Longue journée / Hard Day
Par Gilles Klein le mardi 26 janvier 2010, 22:21 - Lien permanent

En taxi, 26 janvier 2010.
Tu as une dure journée, compliquée, inconfortable, déplaisante. A l'hopital, en attendant, longuement, un peu angoissée, tu as vu passer les deux clowns. Ils ne se sont pas arrêtés. Tu les a suivi du regard. Il y a eut des petits problèmes auxquels tu as fait face avec dignité. Comme d'autres enfants aujourd'hui, là-bas, tu as eu peur, un peu mal. Tu as pleuré. Tu ne voulais pas du pansement Dora. Mais il n'y en avait pas d'autre. Tu as dit merci et nous sommes rentrés. La route est longue, tu as dormi dans le taxi au retour. Aussitôt rentrée, tu continue à dessiner des princesses dans ton cahier, avant de te coucher. Demain matin nous partons très tôt, ce sera long, mais tu sais que n'avons pas le choix. Tu n'as jamais dit je ne veux pas y aller, ou quoi que ce soit de ce genre. J'ignore ce qui pousse un enfant à accepter tout cela sans tenter de te dérober. On se sent encore plus coupable de le conduire sur ce dur parcours d'obstacles, toujours renouvelés et inattendus. Alors que le cavalier et son cheval peuvent, eux, reconnaître le parcours avant de s'y jeter à corps perdus.
Pour t'aider à t'endormir, le 2e mouvement (largo) du concerto n°1 pour piano et orchestre de Beethoven (Alfred Brendel avec James Levine à la tête du Chicago Symphony Orchestra, 1983)
Commentaires
C'était aujourd'hui. J'espère que vous pourrez vous reposer et souffler un peu.
Dom'
Je découvre votre site ce soir pour la première fois à partir de Twitter. Le parcourant, je suis resté un long moment en suspens, le souffle court cherchant à comprendre. Pour répondre à un de vos post plus bas, à mon avis, ce journal
murmuré n'a rien de dérisoire.
A la lecture de votre billet d'hier soir, et comme à chaque fois, je me sens totalement désemparée, avec l'impuissance et la compréhension d'une mère dont les enfants vont bien...Toujours cette même question, pourquoi ?

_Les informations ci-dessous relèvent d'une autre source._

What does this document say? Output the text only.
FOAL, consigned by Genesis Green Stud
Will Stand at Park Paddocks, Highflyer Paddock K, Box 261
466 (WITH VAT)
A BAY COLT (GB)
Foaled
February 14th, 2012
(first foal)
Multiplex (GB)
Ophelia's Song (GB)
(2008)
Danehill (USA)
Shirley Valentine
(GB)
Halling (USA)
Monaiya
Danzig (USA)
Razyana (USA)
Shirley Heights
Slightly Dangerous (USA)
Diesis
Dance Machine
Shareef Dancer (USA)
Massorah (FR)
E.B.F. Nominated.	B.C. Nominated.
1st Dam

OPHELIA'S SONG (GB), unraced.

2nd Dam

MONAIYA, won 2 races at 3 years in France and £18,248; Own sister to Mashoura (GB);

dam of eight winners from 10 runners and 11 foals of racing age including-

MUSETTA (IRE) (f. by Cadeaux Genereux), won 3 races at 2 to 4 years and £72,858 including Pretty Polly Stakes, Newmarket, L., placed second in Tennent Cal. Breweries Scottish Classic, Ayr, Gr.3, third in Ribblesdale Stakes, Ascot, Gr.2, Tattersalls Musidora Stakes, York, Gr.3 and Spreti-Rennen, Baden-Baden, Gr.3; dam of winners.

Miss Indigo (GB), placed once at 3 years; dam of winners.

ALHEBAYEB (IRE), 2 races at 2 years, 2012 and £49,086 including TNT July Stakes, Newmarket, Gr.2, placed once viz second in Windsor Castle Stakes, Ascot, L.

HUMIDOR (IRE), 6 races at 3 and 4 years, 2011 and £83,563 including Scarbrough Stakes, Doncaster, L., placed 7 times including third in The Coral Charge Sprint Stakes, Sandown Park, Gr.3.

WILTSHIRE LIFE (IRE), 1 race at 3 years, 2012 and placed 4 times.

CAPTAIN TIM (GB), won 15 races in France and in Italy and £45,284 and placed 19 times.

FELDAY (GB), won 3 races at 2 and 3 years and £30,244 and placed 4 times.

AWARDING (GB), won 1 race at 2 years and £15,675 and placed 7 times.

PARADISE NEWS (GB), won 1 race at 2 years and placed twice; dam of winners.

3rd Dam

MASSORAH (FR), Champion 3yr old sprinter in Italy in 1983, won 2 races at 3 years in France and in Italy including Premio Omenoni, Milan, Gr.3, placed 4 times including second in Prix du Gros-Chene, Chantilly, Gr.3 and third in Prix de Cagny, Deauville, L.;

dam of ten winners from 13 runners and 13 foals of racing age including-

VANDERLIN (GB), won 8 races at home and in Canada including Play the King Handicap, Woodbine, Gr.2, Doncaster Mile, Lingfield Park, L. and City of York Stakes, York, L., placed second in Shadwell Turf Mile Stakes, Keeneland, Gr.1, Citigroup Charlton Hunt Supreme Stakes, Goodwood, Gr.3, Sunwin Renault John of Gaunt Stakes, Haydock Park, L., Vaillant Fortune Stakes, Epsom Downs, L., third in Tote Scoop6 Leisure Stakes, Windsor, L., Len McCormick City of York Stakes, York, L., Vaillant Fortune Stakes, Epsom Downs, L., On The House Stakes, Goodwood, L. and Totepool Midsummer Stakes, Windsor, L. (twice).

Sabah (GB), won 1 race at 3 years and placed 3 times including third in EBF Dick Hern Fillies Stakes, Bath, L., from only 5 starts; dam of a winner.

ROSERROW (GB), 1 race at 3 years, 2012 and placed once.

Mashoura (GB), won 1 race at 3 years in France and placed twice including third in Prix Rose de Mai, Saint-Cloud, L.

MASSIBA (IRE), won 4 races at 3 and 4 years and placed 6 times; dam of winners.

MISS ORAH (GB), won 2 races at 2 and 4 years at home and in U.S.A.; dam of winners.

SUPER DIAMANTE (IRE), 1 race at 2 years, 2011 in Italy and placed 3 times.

Et toujours après, une incapacité à replonger dans le flux "ordinaire" de l'actu qui me semble, en contraste, si dérisoire... Je ne sais si mes pensées positives peuvent réellement aider, mais je vous les envoie quand même. Frédérique.
C'est la deuxième fois que je viens sur votre blog. La première c'était hier suite à un de vos "tweet". J'ai tout lu, en une fois, j'ai beaucoup pleuré... Je ne sais même pas pourquoi... Comme le dit Frédérique, peut-être à cause de l'impuissance ou de ce sentiment d'injustice face à la maadie d'un enfant.... Il n'y a rien que je puisse dire, que je puisse faire et pourtant je vous shouhaite le meilleur, au dela de ce qui est imaginable...
Stephanie
Je ne sais que vous dire, sinon que faire ce que vous faites, tenir ce blog, c'est bien. C'est bien pour vous et c'est bien pour elle. Je penserai à elle, et à vous et votre femme.
Tout ce que nous vivons est tellement dérisoire... Comment vous donner encore plus de force, encore plus de courage à vous, à elle, à elles...
Bonsoir,
je suis papa de 2 garçons de 13 mois et 6 ans ; mon épouse et moi pensons souvent à vous et à votre fille ; nos pensées les plus positives sont avec vous, avec elle...
Chaleureusement,
Bonsoir,
Je viens de découvrir votre blog.
Je pense à vous, à votre femme et à vos enfants.
J'ai malheureusement été proche de cette terrible maladie. Amour et Courage sont les 2 forces qui vous permettront de tenir.
Je vous souhaite de passer de superbes moments cette année.
A bientôt.
N5
Avec vous, de tout coeur. Que nos pensées vous soutiennent dans cet océan de courage dont vous faites preuve tous ensemble.